Assassin's Creed II (2009)
Impression published on Saturday, 2011-04-16 | Videogame | 1 stars
This game is a classic non-starter.
In fact, now that I am finally getting around to firm up my impressions of it, I am not sure that I am 100% comfortable even calling it a game, in the first place.
A game, as the whole world knows, is made up of one or more tasks at which the player gradually becomes increasingly proficient, either through repetition or study. Assassin's Creed II, by contrast, is more like a tech demo for a second-rate third-person adventure platformer with an uninspired free-walking component hastily mashed up with some comically lousy combat and held together by some of the most numbingly joyless B-movie boilerplate I have ever charitably ignored.
Sure, it puts tasks in front of you and tries to coax you into becoming better at them, but on the few occasions that I have made a (more-or-less) good faith effort to play it, Assassin's Creed II comes off as so lazily hacked together and carelessly designed that I cannot take my mind off of how much more fun it would be to put down the controller and wrestle with the dog a little bit.
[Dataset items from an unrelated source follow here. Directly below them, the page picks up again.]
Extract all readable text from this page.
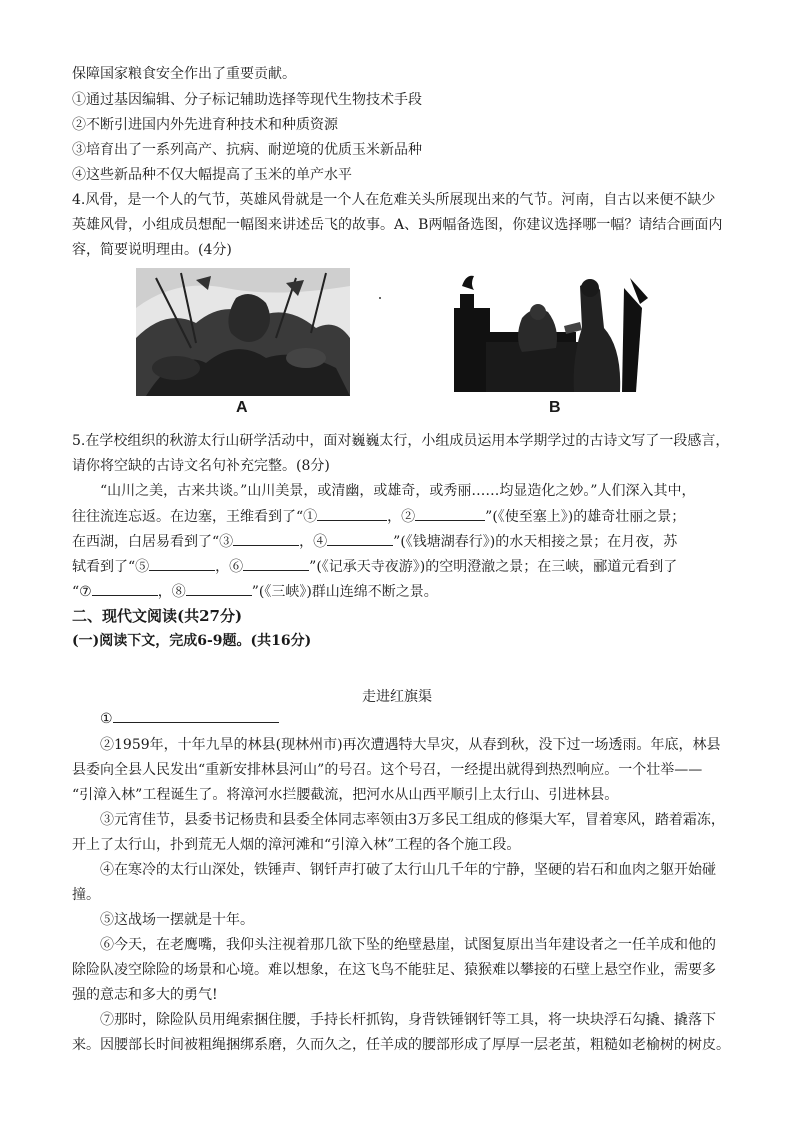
保障国家粮食安全作出了重要贡献。
①通过基因编辑、分子标记辅助选择等现代生物技术手段
②不断引进国内外先进育种技术和种质资源
③培育出了一系列高产、抗病、耐逆境的优质玉米新品种
④这些新品种不仅大幅提高了玉米的单产水平
4.风骨，是一个人的气节，英雄风骨就是一个人在危难关头所展现出来的气节。河南，自古以来便不缺少
英雄风骨，小组成员想配一幅图来讲述岳飞的故事。A、B两幅备选图，你建议选择哪一幅？请结合画面内
容，简要说明理由。(4分)
A	B
5.在学校组织的秋游太行山研学活动中，面对巍巍太行，小组成员运用本学期学过的古诗文写了一段感言，
请你将空缺的古诗文名句补充完整。(8分)
“山川之美，古来共谈。”山川美景，或清幽，或雄奇，或秀丽……均显造化之妙。”人们深入其中，
往往流连忘返。在边塞，王维看到了“①	，②	”(《使至塞上》)的雄奇壮丽之景；
在西湖，白居易看到了“③	，④	”(《钱塘湖春行》)的水天相接之景；在月夜，苏
轼看到了“⑤	，⑥	”(《记承天寺夜游》)的空明澄澈之景；在三峡，郦道元看到了
“⑦	，⑧	”(《三峡》)群山连绵不断之景。
二、现代文阅读(共27分)
(一)阅读下文，完成6-9题。(共16分)
走进红旗渠
①
②1959年，十年九旱的林县(现林州市)再次遭遇特大旱灾，从春到秋，没下过一场透雨。年底，林县
县委向全县人民发出“重新安排林县河山”的号召。这个号召，一经提出就得到热烈响应。一个壮举——
“引漳入林”工程诞生了。将漳河水拦腰截流，把河水从山西平顺引上太行山、引进林县。
③元宵佳节，县委书记杨贵和县委全体同志率领由3万多民工组成的修渠大军，冒着寒风，踏着霜冻，
开上了太行山，扑到荒无人烟的漳河滩和“引漳入林”工程的各个施工段。
④在寒冷的太行山深处，铁锤声、钢钎声打破了太行山几千年的宁静，坚硬的岩石和血肉之躯开始碰
撞。
⑤这战场一摆就是十年。
⑥今天，在老鹰嘴，我仰头注视着那几欲下坠的绝壁悬崖，试图复原出当年建设者之一任羊成和他的
除险队凌空除险的场景和心境。难以想象，在这飞鸟不能驻足、猿猴难以攀接的石壁上悬空作业，需要多
强的意志和多大的勇气!
⑦那时，除险队员用绳索捆住腰，手持长杆抓钩，身背铁锤钢钎等工具，将一块块浮石勾撬、撬落下
来。因腰部长时间被粗绳捆绑系磨，久而久之，任羊成的腰部形成了厚厚一层老茧，粗糙如老榆树的树皮。
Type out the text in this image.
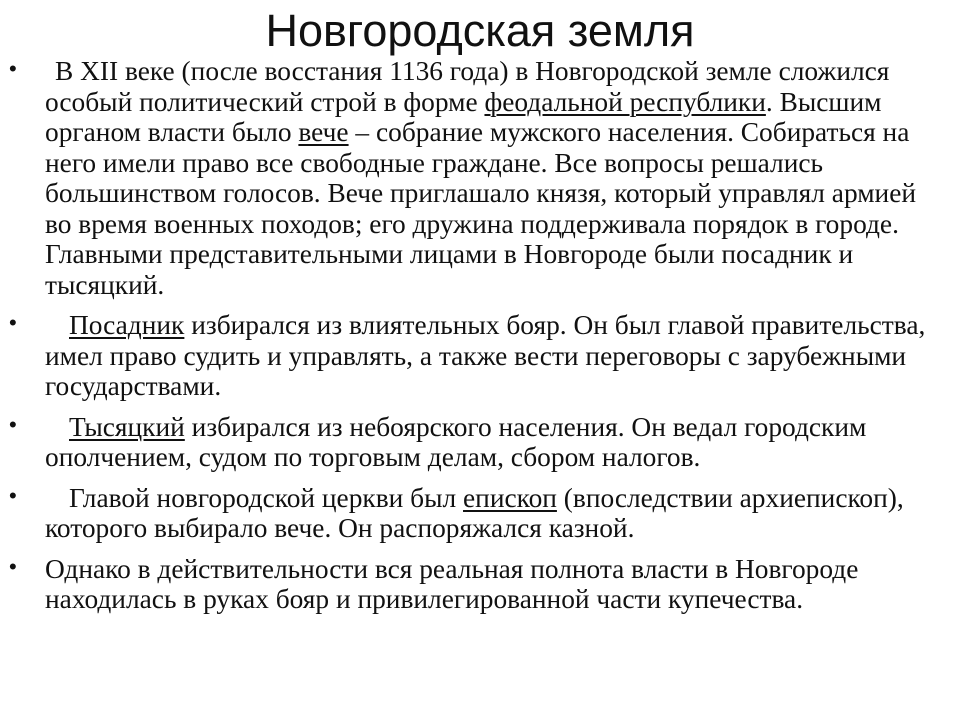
Новгородская земля
• В XII веке (после восстания 1136 года) в Новгородской земле сложился особый политический строй в форме феодальной республики. Высшим органом власти было вече – собрание мужского населения. Собираться на него имели право все свободные граждане. Все вопросы решались большинством голосов. Вече приглашало князя, который управлял армией во время военных походов; его дружина поддерживала порядок в городе. Главными представительными лицами в Новгороде были посадник и тысяцкий.
• Посадник избирался из влиятельных бояр. Он был главой правительства, имел право судить и управлять, а также вести переговоры с зарубежными государствами.
• Тысяцкий избирался из небоярского населения. Он ведал городским ополчением, судом по торговым делам, сбором налогов.
• Главой новгородской церкви был епископ (впоследствии архиепископ), которого выбирало вече. Он распоряжался казной.
• Однако в действительности вся реальная полнота власти в Новгороде находилась в руках бояр и привилегированной части купечества.
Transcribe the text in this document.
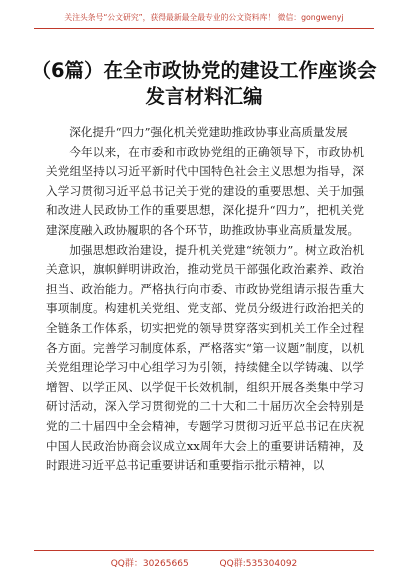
关注头条号“公文研究”，获得最新最全最专业的公文资料库！ 微信：gongwenyj
（6篇）在全市政协党的建设工作座谈会
发言材料汇编

深化提升“四力”强化机关党建助推政协事业高质量发展

今年以来，在市委和市政协党组的正确领导下，市政协机关党组坚持以习近平新时代中国特色社会主义思想为指导，深入学习贯彻习近平总书记关于党的建设的重要思想、关于加强和改进人民政协工作的重要思想，深化提升“四力”，把机关党建深度融入政协履职的各个环节，助推政协事业高质量发展。

加强思想政治建设，提升机关党建“统领力”。树立政治机关意识，旗帜鲜明讲政治，推动党员干部强化政治素养、政治担当、政治能力。严格执行向市委、市政协党组请示报告重大事项制度。构建机关党组、党支部、党员分级进行政治把关的全链条工作体系，切实把党的领导贯穿落实到机关工作全过程各方面。完善学习制度体系，严格落实“第一议题”制度，以机关党组理论学习中心组学习为引领，持续健全以学铸魂、以学增智、以学正风、以学促干长效机制，组织开展各类集中学习研讨活动，深入学习贯彻党的二十大和二十届历次全会特别是党的二十届四中全会精神，专题学习贯彻习近平总书记在庆祝中国人民政治协商会议成立xx周年大会上的重要讲话精神，及时跟进习近平总书记重要讲话和重要指示批示精神，以

QQ群：30265665	QQ群:535304092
Or maybe go stand in front of the window and drink some water for a minute.
And that essential inability to engage (or even really distract) the player is what makes me reluctant to call Assassin's Creed II a game. Some sporadic examples of top-notch model rendering, a few impressively cinematic pieces of camera work and maybe half a dozen neat-looking motion-captures for the main character are really all this thing has to offer and, if you're willing to follow me out on what I think is a fairly wide limb, I think you will agree that those things, in a package bereft of design and gameplay, do not add up to a game.
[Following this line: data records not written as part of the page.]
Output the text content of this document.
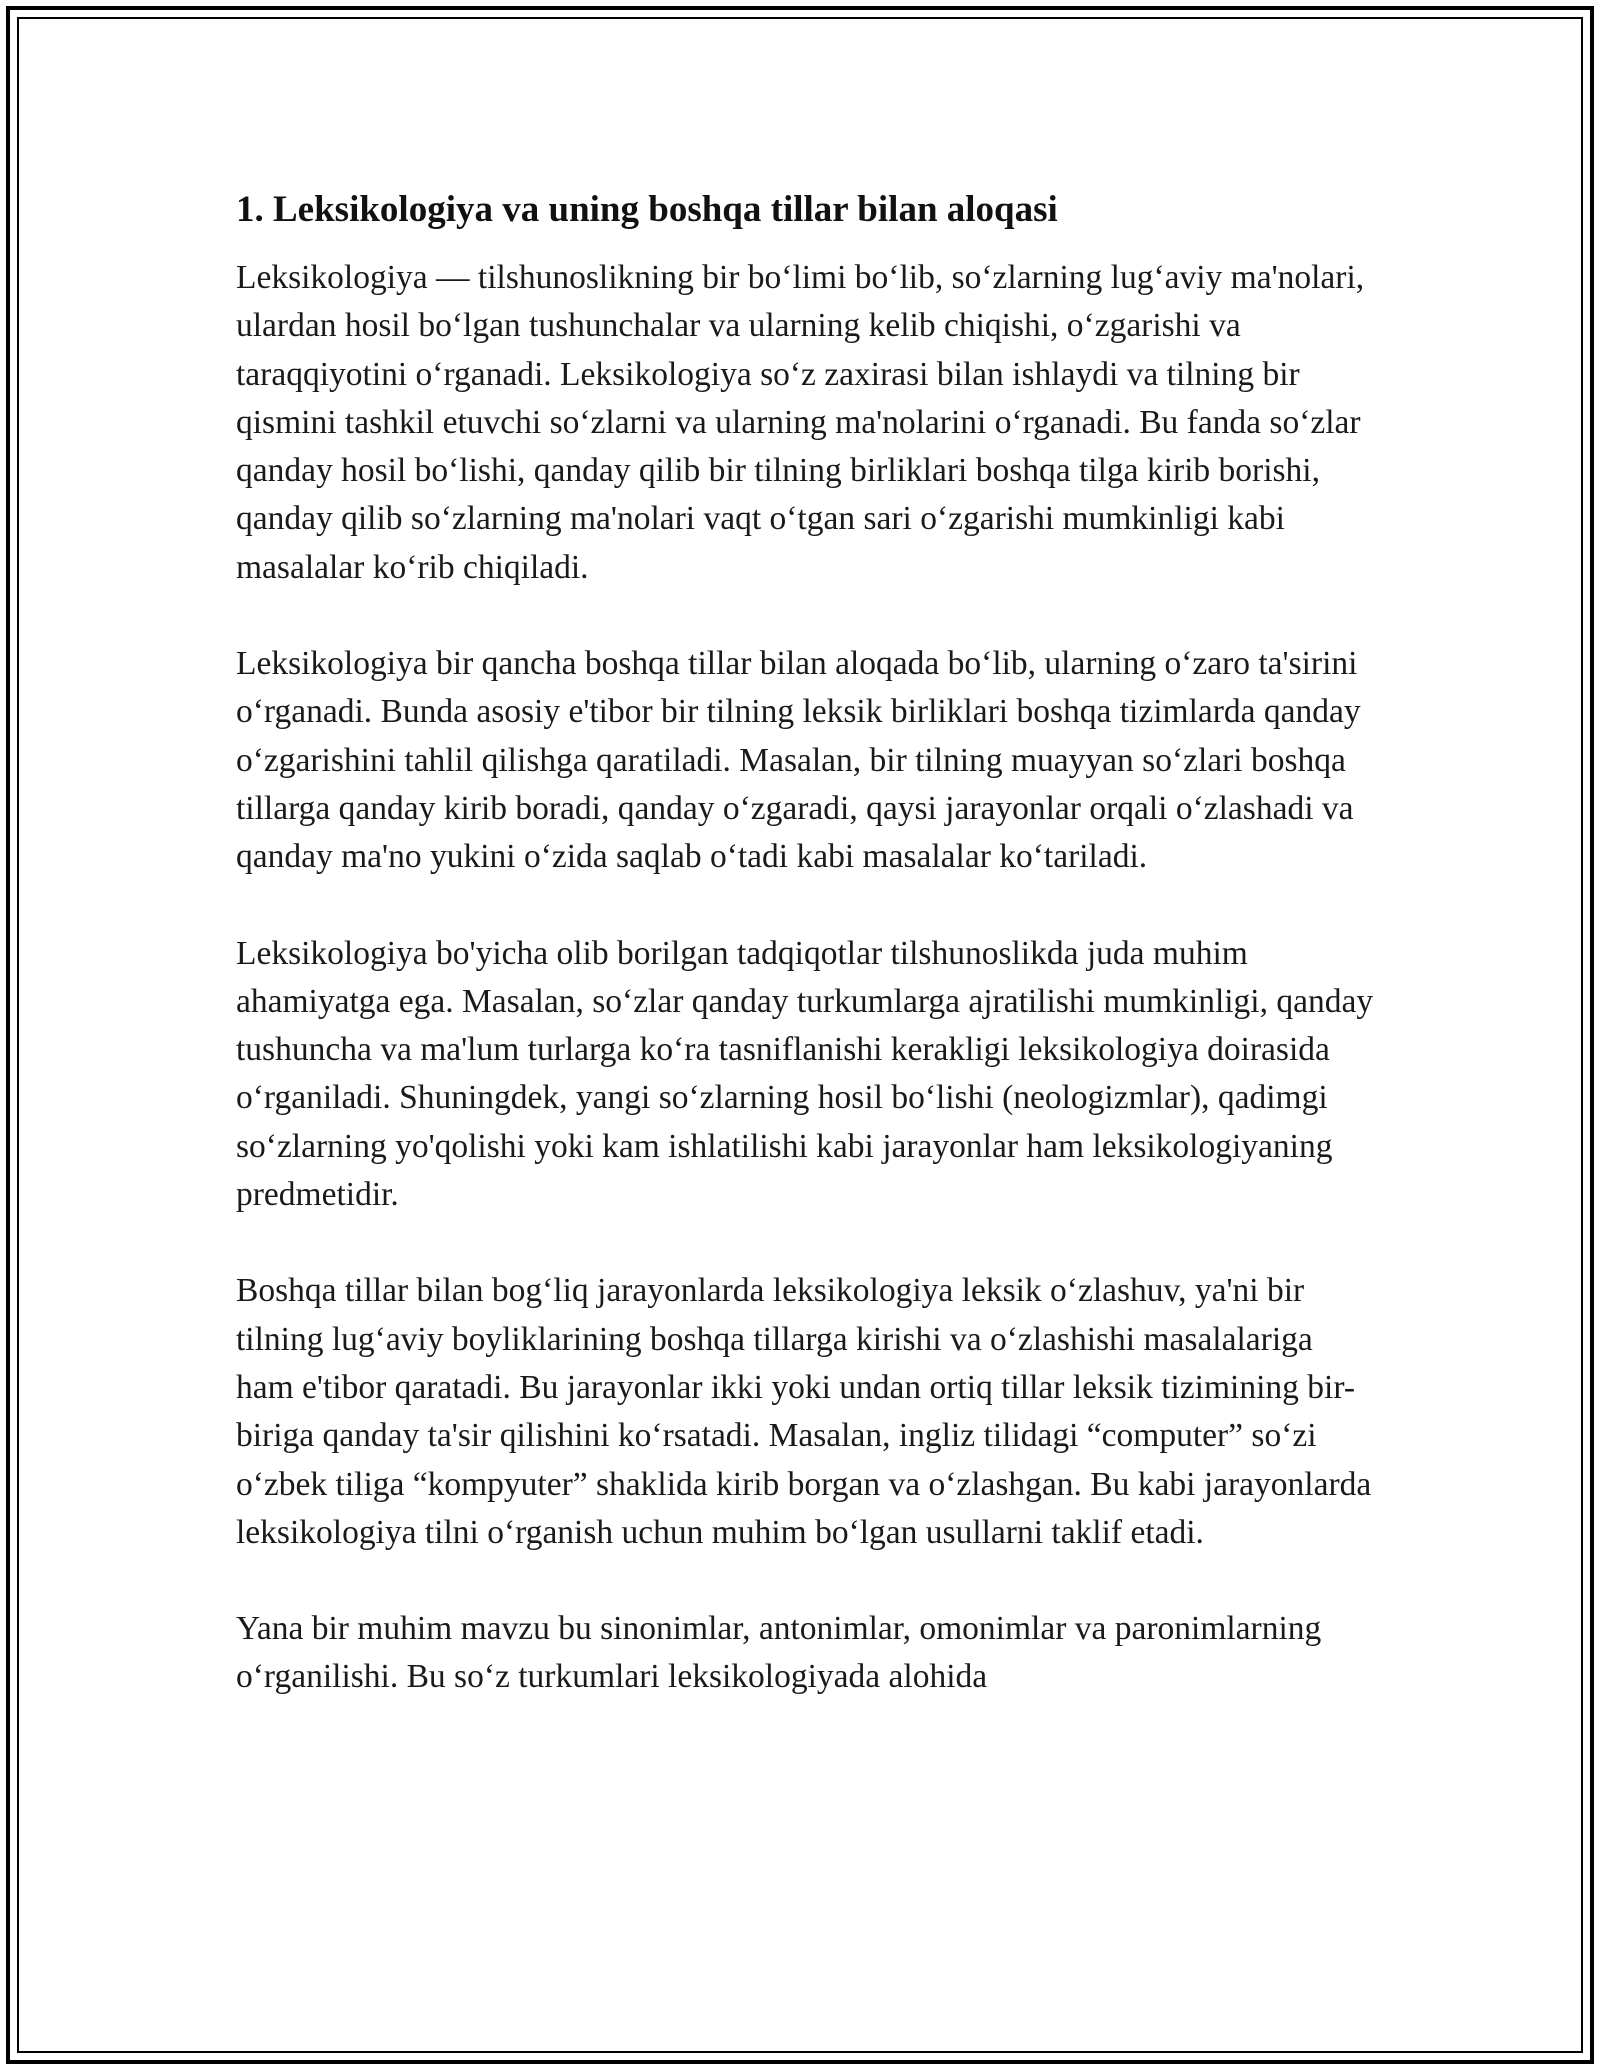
1. Leksikologiya va uning boshqa tillar bilan aloqasi

Leksikologiya — tilshunoslikning bir bo‘limi bo‘lib, so‘zlarning lug‘aviy ma'nolari, ulardan hosil bo‘lgan tushunchalar va ularning kelib chiqishi, o‘zgarishi va taraqqiyotini o‘rganadi. Leksikologiya so‘z zaxirasi bilan ishlaydi va tilning bir qismini tashkil etuvchi so‘zlarni va ularning ma'nolarini o‘rganadi. Bu fanda so‘zlar qanday hosil bo‘lishi, qanday qilib bir tilning birliklari boshqa tilga kirib borishi, qanday qilib so‘zlarning ma'nolari vaqt o‘tgan sari o‘zgarishi mumkinligi kabi masalalar ko‘rib chiqiladi.

Leksikologiya bir qancha boshqa tillar bilan aloqada bo‘lib, ularning o‘zaro ta'sirini o‘rganadi. Bunda asosiy e'tibor bir tilning leksik birliklari boshqa tizimlarda qanday o‘zgarishini tahlil qilishga qaratiladi. Masalan, bir tilning muayyan so‘zlari boshqa tillarga qanday kirib boradi, qanday o‘zgaradi, qaysi jarayonlar orqali o‘zlashadi va qanday ma'no yukini o‘zida saqlab o‘tadi kabi masalalar ko‘tariladi.

Leksikologiya bo'yicha olib borilgan tadqiqotlar tilshunoslikda juda muhim ahamiyatga ega. Masalan, so‘zlar qanday turkumlarga ajratilishi mumkinligi, qanday tushuncha va ma'lum turlarga ko‘ra tasniflanishi kerakligi leksikologiya doirasida o‘rganiladi. Shuningdek, yangi so‘zlarning hosil bo‘lishi (neologizmlar), qadimgi so‘zlarning yo'qolishi yoki kam ishlatilishi kabi jarayonlar ham leksikologiyaning predmetidir.

Boshqa tillar bilan bog‘liq jarayonlarda leksikologiya leksik o‘zlashuv, ya'ni bir tilning lug‘aviy boyliklarining boshqa tillarga kirishi va o‘zlashishi masalalariga ham e'tibor qaratadi. Bu jarayonlar ikki yoki undan ortiq tillar leksik tizimining bir-biriga qanday ta'sir qilishini ko‘rsatadi. Masalan, ingliz tilidagi “computer” so‘zi o‘zbek tiliga “kompyuter” shaklida kirib borgan va o‘zlashgan. Bu kabi jarayonlarda leksikologiya tilni o‘rganish uchun muhim bo‘lgan usullarni taklif etadi.

Yana bir muhim mavzu bu sinonimlar, antonimlar, omonimlar va paronimlarning o‘rganilishi. Bu so‘z turkumlari leksikologiyada alohida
Bottom line, the mirthlessly lame B-sci-fi setup and the facepalm-inducing faux-historicity of Assassin's Creed II are either indefensibly trite, patently idiotic or both. The game design, insofar as it is present enough to even be remarked upon at all, is at least as repetitive and limiting as the embarrassingly poor brawler fights. In light of all of this, I wonder how anyone ever thought this thing was fit for retail release.
And given that this is the sequel (!), I cannot even imagine how thoroughly lame the first one must be.